It’s all about recommendations
Business departments are interested in concrete recommendations and decisions, and not in complex tables and graphs. This is the lesson, most of data scientists learn after a couple of real industrial projects. Very often, data scientists train models, create predictions, build fancy visualizations, and get at the end a question like: “So what, how should I use it in my daily work?”
Also, in customer/marketing analytics, most of software products apply various advanced algorithms and produce dashboards, which are unfortunately useable only by analytical people with scientifical background.
Our approach is different: clients get concrete recommendations for action. These recommendations simplify their daily job, improve the decision-making process, and save their time. The process of calculating these recommendations is complex and involves data mining, machine learning and statistics. But let it be our job, business users shouldn’t bother about the algorithms. At the end, the results are explicit, understandable, and useable.
Let us show a couple of examples from our customer segmentation service CusaaS. In the background, more than 30 algorithms calculate the KPIs (incl. predictive) per customer like lifecycle segment, average order value (AOV), RFM-segment, ABC-group, customer lifetime value (CLV) and others. However, the result contains recommendations, which can be further executed by the people from marketing and sales departments.

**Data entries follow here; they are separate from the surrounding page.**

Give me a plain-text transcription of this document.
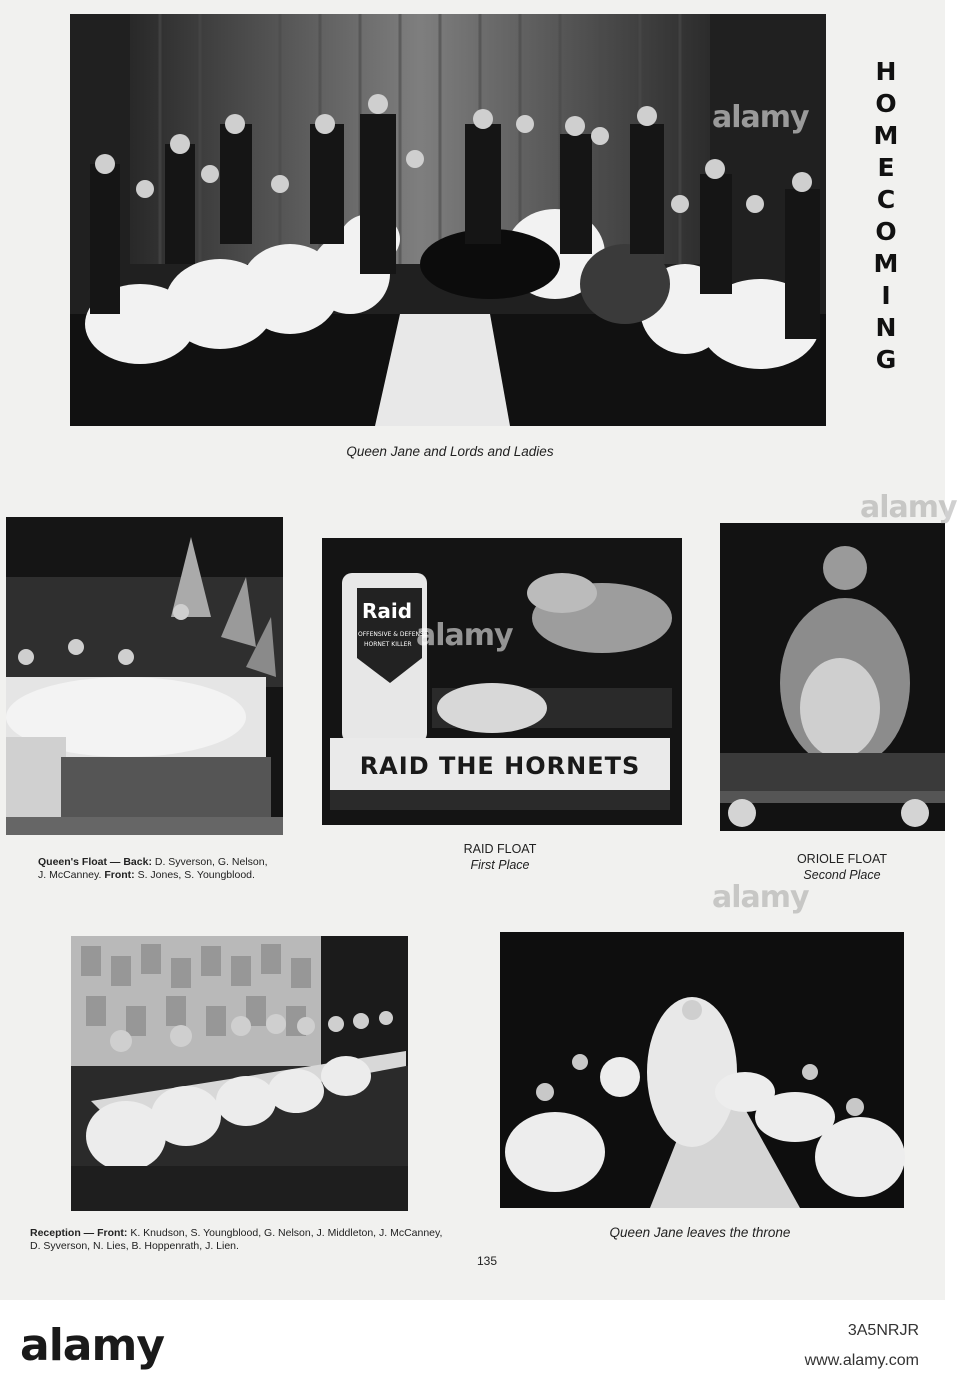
alamy
H
O
M
E
C
O
M
I
N
G
Queen Jane and Lords and Ladies
Raid
OFFENSIVE & DEFENSE
HORNET KILLER
RAID THE HORNETS
alamy
alamy
Queen's Float — Back: D. Syverson, G. Nelson, J. McCanney. Front: S. Jones, S. Youngblood.
RAID FLOAT
First Place	ORIOLE FLOAT
Second Place
alamy
Reception — Front: K. Knudson, S. Youngblood, G. Nelson, J. Middleton, J. McCanney, D. Syverson, N. Lies, B. Hoppenrath, J. Lien.
Queen Jane leaves the throne
135
alamy	3A5NRJR
www.alamy.com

These recommendations are understandable and customizable, e.g.:
If a client is dormant, AOV and CLV ranks are high, lifetime is long and dormant time is short then, the recommendation is “WAKEUP”.
If a client is active, belongs to the ABC-group “A”, AOV and CLV ranks are high, lifetime is long and dormant time is 0 then, the recommendations is “UP-SELL”.
So, dear business people, don’t be afraid of data science, it will make your life easier. And, dear data scientists, don’t forget about the final goal, even if the algorithms are so cool and interesting.